A nurse asks a 25-year-old patient to describe themself with a list of 20 words. After 15 minutes, the patient listed, "25 years old, male, named Joe," then declared he could not think of anything else. What should the nurse document regarding this patient?
- A. This patient presents with lack of self-esteem.
- B. The patient does not possess self-knowledge.
- C. This person has unrealistic expectations of themselves.
- D. There is an inability to evaluate himself realistically.
Correct Answer: B
Rationale: The patient's inability to list more than three items about themselves indicates deficient self-knowledge and lack of familiarity with their own qualities and traits. There is insufficient data to determine whether they lack self-esteem, have unrealistic self-expectations, or are unable to evaluate themselves.
A nurse asks a patient who has few descriptors of themselves to list facts, traits, or qualities that they would like to apply to themselves. The patient quickly lists 25 traits of a successful person, stating, "My father is like this; I wish I were like him." How does the nurse best interpret the discrepancy between the patient's description of themselves as they are and how they would like to be seen?
- A. The patient suffers from a negative self-concept.
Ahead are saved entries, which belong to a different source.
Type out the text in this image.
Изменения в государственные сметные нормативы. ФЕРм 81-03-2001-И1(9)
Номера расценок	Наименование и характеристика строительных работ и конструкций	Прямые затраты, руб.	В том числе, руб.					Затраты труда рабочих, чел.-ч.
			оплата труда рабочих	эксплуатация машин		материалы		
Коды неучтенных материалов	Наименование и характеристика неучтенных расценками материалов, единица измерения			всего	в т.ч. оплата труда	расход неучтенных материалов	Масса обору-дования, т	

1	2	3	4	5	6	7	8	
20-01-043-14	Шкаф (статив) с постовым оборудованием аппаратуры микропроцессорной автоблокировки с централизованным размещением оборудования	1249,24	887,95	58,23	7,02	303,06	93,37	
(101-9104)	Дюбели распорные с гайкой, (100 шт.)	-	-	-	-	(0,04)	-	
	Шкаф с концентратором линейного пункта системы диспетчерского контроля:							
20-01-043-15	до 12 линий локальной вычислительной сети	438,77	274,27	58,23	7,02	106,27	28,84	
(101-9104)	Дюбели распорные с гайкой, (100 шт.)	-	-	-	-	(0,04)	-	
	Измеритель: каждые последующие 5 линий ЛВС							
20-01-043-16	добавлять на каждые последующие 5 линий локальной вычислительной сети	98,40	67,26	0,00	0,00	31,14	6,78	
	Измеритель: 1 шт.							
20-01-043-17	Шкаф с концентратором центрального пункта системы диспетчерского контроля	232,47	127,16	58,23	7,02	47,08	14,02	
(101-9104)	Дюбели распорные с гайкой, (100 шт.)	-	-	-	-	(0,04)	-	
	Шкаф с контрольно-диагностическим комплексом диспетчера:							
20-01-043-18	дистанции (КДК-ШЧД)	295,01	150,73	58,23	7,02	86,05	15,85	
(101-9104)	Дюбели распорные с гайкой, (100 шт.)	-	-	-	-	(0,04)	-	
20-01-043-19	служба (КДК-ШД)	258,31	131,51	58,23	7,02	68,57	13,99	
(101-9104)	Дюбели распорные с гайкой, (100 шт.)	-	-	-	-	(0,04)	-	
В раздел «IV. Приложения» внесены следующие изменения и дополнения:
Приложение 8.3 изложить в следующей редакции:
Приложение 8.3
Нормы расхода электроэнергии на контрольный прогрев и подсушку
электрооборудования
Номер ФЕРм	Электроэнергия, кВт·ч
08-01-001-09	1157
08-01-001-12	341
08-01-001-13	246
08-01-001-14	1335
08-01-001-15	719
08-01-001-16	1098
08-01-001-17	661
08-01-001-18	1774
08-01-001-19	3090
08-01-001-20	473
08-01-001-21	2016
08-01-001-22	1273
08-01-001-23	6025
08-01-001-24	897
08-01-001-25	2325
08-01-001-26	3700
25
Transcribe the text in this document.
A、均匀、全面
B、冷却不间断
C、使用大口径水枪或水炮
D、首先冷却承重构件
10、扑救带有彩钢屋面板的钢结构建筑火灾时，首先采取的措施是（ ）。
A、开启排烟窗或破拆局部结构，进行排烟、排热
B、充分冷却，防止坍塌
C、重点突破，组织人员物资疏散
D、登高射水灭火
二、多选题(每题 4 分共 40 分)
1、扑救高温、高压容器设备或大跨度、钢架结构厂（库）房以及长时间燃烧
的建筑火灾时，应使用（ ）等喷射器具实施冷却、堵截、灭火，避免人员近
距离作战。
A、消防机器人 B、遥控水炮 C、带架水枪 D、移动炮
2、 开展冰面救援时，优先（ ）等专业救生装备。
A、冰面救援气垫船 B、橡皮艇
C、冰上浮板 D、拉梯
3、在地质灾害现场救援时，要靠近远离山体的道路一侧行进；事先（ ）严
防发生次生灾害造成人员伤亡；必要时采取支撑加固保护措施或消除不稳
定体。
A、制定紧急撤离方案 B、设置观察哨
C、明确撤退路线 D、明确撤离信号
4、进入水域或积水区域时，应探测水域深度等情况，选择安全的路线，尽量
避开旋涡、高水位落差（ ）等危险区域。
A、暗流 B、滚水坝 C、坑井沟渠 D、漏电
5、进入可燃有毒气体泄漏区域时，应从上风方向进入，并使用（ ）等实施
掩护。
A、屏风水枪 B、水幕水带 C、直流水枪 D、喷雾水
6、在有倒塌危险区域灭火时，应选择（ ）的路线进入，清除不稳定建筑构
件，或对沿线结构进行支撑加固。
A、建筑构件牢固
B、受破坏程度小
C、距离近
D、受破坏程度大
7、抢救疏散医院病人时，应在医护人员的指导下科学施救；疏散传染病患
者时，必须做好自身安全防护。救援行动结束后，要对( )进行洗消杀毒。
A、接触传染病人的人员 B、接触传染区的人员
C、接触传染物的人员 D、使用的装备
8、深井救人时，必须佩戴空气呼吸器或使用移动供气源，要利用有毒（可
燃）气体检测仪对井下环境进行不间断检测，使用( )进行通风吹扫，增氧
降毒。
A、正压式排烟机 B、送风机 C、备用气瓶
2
- B. This person demonstrates modesty (lack of conceit).
- C. This individual has a disturbed body image.
- D. The patient likely has a low self-esteem.
Correct Answer: D
Rationale: The nurse can obtain a quick indication of a patient's self-esteem by using a graphic description of self-esteem as the discrepancy between the "real self" (what we think we really are) and the "ideal self" (what we think we would like to be). The greater the discrepancy, the lower the self-esteem; the smaller the discrepancy, the higher the self-esteem.